Combien de fois faut-il avoir des rapports sexuels dans une relation saine ? Est-ce normal si une personne doit un peu se forcer ou si elle ne veut pas en avoir du tout ? Ce sont des questions que se pose la protagoniste principale du comic exceptionnel Insondable dans ses premières pages. Lors d’un rapport sexuel avec un partenaire de longue date, elle a d’abord ressenti de la douleur, puis une peur inexplicable, bien que leur relation soit considérée comme sûre et pleine d’amour. Peu à peu, elle perd complètement le désir de contact physique et cherche des liens entre ses expériences mentales et corporelles. Elle se tourne d’abord vers le docteur Google, puis vers plusieurs « spécialistes et expertes ». Trouver la racine du problème n’est cependant pas du tout simple, surtout dans un monde où le sexe lui rappelle constamment sa présence. « J’aurais tellement voulu qu’à l’époque, quelqu’un dise que ça n’a pas d’importance », réfléchit la héroïne dans l’une des scènes.

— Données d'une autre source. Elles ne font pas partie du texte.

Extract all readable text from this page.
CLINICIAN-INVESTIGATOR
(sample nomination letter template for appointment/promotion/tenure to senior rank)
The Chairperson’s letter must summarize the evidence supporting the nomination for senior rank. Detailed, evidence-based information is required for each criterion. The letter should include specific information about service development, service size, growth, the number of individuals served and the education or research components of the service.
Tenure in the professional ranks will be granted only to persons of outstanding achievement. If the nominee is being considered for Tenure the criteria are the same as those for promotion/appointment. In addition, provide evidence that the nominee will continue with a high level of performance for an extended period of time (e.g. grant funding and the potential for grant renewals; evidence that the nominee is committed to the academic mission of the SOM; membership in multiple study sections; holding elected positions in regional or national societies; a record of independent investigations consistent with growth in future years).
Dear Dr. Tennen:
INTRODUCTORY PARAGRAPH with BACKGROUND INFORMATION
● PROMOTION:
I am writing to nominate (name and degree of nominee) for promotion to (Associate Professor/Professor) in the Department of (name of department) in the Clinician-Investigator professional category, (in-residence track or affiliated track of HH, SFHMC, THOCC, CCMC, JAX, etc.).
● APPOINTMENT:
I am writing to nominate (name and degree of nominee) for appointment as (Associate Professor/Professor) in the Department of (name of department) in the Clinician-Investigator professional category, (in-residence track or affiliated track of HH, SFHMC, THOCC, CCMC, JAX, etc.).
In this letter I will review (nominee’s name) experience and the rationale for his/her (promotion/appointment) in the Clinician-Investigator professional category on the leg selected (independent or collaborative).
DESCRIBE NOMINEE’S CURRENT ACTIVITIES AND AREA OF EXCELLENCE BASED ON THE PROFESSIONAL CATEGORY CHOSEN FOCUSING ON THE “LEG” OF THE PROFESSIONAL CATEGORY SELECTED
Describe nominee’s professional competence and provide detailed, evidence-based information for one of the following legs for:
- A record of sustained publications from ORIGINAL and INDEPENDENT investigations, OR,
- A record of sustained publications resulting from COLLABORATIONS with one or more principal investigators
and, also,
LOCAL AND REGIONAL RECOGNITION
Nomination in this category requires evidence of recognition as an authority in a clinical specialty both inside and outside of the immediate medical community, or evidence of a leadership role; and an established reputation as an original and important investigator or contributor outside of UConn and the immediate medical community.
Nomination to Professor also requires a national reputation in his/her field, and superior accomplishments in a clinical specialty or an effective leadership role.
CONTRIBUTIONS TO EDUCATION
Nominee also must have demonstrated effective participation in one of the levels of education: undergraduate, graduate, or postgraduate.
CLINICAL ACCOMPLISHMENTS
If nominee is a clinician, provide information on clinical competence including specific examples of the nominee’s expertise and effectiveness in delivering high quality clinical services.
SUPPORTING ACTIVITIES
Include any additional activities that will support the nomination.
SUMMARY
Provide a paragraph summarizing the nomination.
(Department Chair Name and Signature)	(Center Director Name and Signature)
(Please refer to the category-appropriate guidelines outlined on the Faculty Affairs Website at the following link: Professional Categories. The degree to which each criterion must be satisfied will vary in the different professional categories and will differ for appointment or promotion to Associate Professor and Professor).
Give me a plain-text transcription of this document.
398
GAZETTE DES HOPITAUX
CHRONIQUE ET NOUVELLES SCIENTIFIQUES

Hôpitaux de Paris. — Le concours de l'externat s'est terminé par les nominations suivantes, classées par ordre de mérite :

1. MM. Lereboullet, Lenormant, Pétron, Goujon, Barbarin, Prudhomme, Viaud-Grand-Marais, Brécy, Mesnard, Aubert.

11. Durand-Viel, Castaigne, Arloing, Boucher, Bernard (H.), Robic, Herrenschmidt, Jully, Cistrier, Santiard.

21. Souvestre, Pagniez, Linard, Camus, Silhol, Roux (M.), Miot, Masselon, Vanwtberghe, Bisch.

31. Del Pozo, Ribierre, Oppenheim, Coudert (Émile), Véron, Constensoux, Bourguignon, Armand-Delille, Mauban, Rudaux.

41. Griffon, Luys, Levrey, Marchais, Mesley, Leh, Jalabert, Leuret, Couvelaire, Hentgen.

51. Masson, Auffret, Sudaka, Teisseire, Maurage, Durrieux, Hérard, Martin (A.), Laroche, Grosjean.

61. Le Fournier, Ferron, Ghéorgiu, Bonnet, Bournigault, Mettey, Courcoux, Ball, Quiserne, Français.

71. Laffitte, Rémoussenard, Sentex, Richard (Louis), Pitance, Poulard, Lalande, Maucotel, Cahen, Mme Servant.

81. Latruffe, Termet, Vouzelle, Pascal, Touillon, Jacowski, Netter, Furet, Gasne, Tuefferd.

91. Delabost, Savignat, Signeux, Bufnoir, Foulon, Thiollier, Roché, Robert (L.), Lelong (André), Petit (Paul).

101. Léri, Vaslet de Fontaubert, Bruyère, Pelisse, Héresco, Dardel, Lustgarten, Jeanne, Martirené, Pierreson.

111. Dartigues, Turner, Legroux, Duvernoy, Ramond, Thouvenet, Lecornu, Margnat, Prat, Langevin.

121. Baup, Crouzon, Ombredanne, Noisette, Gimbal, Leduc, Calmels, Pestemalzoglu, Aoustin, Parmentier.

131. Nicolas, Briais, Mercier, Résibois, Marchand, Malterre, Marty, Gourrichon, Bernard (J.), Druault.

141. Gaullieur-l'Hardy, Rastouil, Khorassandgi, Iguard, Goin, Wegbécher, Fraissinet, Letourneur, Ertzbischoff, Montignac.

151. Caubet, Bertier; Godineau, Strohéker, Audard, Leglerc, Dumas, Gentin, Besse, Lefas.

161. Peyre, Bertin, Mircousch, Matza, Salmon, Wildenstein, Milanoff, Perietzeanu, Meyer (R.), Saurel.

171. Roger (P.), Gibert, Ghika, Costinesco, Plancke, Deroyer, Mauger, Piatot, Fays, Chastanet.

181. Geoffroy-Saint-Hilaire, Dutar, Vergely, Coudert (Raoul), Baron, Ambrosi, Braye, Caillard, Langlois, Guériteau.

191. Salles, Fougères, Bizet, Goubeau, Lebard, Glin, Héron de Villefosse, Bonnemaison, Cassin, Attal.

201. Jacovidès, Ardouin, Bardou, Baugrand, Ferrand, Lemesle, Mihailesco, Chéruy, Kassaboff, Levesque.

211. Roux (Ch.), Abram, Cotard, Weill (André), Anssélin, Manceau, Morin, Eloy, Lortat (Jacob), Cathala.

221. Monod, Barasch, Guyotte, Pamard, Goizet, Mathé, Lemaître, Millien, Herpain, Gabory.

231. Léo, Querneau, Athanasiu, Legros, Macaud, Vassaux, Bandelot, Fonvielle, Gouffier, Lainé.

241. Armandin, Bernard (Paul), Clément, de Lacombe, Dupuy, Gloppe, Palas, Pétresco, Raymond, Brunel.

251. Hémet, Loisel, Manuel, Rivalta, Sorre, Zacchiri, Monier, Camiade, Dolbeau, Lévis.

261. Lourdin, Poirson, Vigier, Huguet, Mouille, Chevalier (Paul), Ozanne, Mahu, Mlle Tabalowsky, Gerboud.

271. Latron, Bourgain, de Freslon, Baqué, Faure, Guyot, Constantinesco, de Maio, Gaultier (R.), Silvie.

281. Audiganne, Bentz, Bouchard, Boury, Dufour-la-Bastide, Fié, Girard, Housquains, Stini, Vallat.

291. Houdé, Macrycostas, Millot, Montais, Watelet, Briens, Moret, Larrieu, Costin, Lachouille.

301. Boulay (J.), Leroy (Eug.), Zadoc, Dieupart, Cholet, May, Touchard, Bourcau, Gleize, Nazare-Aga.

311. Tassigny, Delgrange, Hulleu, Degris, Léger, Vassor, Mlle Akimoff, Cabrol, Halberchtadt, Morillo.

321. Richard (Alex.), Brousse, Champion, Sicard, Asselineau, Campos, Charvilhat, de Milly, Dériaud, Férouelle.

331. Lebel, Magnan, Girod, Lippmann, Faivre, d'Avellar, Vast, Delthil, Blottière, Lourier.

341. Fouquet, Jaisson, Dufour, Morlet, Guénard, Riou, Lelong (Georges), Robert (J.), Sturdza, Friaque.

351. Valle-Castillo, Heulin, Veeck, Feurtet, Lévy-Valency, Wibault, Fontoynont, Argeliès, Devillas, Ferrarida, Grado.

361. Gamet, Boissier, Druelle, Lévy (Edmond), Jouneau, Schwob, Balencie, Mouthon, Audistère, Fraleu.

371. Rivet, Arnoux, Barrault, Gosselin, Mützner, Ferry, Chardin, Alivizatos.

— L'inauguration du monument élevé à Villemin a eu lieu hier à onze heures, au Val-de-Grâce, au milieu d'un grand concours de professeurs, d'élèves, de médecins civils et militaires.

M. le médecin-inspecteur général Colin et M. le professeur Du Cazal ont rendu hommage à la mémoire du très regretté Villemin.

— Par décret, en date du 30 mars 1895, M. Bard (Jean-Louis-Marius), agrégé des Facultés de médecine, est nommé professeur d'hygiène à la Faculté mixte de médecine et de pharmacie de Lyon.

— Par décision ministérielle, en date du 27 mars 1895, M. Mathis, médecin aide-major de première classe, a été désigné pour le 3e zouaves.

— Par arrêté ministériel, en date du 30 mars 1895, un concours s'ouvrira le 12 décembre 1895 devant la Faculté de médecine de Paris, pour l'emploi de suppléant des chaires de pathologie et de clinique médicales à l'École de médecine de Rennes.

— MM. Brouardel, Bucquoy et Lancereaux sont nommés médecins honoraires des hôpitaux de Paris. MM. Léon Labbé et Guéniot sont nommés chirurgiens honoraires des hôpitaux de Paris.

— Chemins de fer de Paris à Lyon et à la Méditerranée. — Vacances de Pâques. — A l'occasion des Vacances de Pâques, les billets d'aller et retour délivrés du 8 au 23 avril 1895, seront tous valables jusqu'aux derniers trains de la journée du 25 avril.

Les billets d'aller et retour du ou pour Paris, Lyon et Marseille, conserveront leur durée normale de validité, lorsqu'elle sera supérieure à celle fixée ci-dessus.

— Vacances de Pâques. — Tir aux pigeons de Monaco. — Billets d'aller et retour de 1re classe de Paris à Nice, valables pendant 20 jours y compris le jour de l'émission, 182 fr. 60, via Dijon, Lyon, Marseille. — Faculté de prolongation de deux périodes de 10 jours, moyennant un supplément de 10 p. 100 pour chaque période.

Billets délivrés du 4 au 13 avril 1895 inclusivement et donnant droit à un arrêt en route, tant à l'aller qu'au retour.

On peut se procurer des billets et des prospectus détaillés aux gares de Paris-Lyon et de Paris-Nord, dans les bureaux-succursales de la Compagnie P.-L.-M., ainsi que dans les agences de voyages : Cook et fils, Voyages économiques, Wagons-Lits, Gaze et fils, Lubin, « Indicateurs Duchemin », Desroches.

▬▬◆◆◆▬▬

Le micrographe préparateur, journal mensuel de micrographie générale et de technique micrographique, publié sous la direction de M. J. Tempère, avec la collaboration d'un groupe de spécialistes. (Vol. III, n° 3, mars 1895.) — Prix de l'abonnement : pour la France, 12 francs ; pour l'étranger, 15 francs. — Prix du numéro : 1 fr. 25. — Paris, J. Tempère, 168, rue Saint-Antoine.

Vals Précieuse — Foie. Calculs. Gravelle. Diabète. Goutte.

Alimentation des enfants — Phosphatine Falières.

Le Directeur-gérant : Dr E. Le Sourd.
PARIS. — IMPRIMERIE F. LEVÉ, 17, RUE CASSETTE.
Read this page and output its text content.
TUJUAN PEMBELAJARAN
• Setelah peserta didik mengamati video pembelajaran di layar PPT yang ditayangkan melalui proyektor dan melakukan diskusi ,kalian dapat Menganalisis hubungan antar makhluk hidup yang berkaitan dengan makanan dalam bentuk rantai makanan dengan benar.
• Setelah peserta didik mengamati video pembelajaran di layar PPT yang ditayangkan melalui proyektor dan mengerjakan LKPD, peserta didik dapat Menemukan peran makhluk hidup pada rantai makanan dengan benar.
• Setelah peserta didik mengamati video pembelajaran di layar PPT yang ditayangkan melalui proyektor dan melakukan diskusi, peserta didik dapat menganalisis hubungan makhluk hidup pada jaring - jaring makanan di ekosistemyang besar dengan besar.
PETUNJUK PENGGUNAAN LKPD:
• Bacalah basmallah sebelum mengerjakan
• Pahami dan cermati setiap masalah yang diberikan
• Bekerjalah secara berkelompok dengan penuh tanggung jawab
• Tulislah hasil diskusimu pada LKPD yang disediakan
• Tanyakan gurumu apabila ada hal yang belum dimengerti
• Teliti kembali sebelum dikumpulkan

La auteure belge Alix Garin a attiré l’attention il y a cinq ans avec son premier livre Ne m’oublie pas, dans lequel la petite-fille cherche la maison natale de sa grand-mère atteinte d’Alzheimer. Après ce premier livre, qui était en partie inspiré par son expérience personnelle, elle voulait traiter une histoire totalement inventée (comme elle l’a expliqué dans une interview pour le magazine Lingeur). Cependant, elle a découvert que pour elle, il était plus significatif de raconter une histoire sur les difficultés qu’elle vivait justement à ce moment-là. Elle considérait qu’il était important de briser un tabou, et la seule façon qu’elle voyait était d’être aussi sincère et concrète que possible. Déjà au niveau du texte, le comic est extrêmement puissant, les dialogues (internes et avec d’autres personnages) sont écrits de manière très simple, concise, mais sans omettre aucun détail qui pourrait être essentiel. Elle a divisé le thème de la création de frontières saines en deux parties : dans la première (Guérison), la héroïne découvre plutôt ses propres limites, et dans la seconde (Rétablissement), elle essaie de les communiquer à son entourage.
La dimension visuelle du comic aide à communiquer les sensations corporelles, qui peuvent être difficiles à nommer ou simplement à expliquer, et Garin utilise de nombreuses métaphores visuelles (lames de rasoir, flamme, épines) pour renforcer le thème. Cela fonctionne très bien lorsqu’elle veut souligner l’expérience intérieure de la héroïne, en intensifiant le fond ou en le laissant complètement se perdre dans une structure ressemblant à un spray. Bien que les personnages soient fortement stylisés, ressemblant à du manga, cela ne paraît pas enfantin, cela donne plutôt à l’autrice la liberté d’exprimer leurs sentiments de manière plus expressive. En même temps, cela lui permet d’introduire plus de légèreté et d’humour dans une histoire souvent lourde.
Insondable peut rappeler deux œuvres importantes de la bande dessinée. Sur l’espace tchécoslovaque, il y a trois ans, a marqué Le Cœur de Štěpánka Jislová, qui, de manière détendue et compréhensible, abordait la problématique des relations modernes. Tout comme dans le comic de Garin, le chemin de son héroïne menait à une meilleure conscience d’elle-même. Dans le contexte francophone, plusieurs tabous ont été brisés dans les années 90 par l’œuvre de l’auteur David B. intitulée Épileptique. Dans cette bande dessinée autobiographique, l’auteur évoque sa relation avec son frère, souffrant d’épilepsie sévère. En traitant le sujet corporel, il a également utilisé diverses images surréalistes, et bien que cela ne conduise pas à une fin heureuse, sa famille, comme dans cette nouvelle œuvre et comme Alix, consulte divers guérisseurs douteux dans leur chemin vers la guérison. La presse à sensation parle beaucoup de sexe, le mot lui-même attire l’attention, car, comme le rappelle Garin, nous n’avons toujours pas appris à en parler de manière suffisamment libre, sobre et sincère, Insondable offrant en plus une expérience cathartique.
GARIN, Alix : Insondable, 2026, 304 pages. Traduction Sára Vybíralová.